Iterate over a "grouped" list

Question

Edited after comment.

I have a list of lists that looks like that:

old_list = [['A', 1, 2], ['A', 5, 3], ['A', 3, 2], ['B', 1, 1], ['B', 2, 5], ['C', 3 , 1], ['C', 9, 2]]

and I want my function to iterate over it so the output is a list that groups the numerical values of the inner lists by the group identifier (the letter at index 0). See below example of expected output.

new_list = [[1, 2, 5, 3, 3, 2], [1, 1, 2, 5], [3, 1, 9, 1]]

Answer 1

Using a dict, you could achieve a similar result more easily. Just create a dict and check if the group already exists in it.

If it does not, you add the group and add the latter part of the original list slice item[1:] (this operator creates a new list with the entries from item starting from index 1).

If it does exist, you extend the group with the new values.

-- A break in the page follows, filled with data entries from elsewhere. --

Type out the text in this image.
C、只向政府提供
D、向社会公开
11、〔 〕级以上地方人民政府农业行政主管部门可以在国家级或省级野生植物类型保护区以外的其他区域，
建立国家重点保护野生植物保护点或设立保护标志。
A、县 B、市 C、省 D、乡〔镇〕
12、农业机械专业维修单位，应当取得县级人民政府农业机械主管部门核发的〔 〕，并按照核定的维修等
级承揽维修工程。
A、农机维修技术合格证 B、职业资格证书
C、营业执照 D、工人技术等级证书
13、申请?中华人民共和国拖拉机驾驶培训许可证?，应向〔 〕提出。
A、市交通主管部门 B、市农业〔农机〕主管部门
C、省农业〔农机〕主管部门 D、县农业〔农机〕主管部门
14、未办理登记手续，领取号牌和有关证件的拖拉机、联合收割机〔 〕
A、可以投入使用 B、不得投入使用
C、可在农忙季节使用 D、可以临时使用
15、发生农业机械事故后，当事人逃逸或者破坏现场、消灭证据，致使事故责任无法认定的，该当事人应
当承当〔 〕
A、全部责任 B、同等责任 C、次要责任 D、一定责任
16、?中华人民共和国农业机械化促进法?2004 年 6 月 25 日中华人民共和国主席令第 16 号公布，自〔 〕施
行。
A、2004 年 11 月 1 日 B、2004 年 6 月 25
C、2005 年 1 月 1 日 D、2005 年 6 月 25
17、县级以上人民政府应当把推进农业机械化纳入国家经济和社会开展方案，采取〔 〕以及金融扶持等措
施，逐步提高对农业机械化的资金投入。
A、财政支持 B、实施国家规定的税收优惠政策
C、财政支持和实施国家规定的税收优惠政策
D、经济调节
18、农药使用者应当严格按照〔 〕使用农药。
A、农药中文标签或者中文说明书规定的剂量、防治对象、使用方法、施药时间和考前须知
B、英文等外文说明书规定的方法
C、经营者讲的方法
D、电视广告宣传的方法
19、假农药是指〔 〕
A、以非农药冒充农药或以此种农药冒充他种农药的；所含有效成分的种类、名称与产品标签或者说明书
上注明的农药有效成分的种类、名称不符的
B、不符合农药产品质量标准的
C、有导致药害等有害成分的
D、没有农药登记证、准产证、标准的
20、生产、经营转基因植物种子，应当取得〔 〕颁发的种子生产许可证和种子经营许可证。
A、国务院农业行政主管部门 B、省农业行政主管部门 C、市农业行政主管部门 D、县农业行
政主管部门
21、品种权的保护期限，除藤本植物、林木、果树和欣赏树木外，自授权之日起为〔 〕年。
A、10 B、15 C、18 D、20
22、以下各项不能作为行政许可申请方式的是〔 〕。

    old_list = [['A', 1, 2], ['A', 5, 3], ['A', 3, 2], ['B', 1, 1], ['B', 2, 5], ['C', 3 , 1], ['C', 9, 2]]

new_dict = {}
for item in old_list:
    group = item[0]
    if group not in new_dict:
        new_dict[group] = item[1:]
    else:
        new_dict[group].extend(item[1:])
print(new_dict)

# Output:
{'A': [1, 2, 5, 3, 3, 2], 'B': [1, 1, 2, 5], 'C': [3, 1, 9, 2]}

If you want the list form you asked for in the question, just add the following line at the end.

new_list = [item for group, item in new_dict.items()]
print(new_list)

# Output:
[[1, 2, 5, 3, 3, 2], [1, 1, 2, 5], [3, 1, 9, 2]]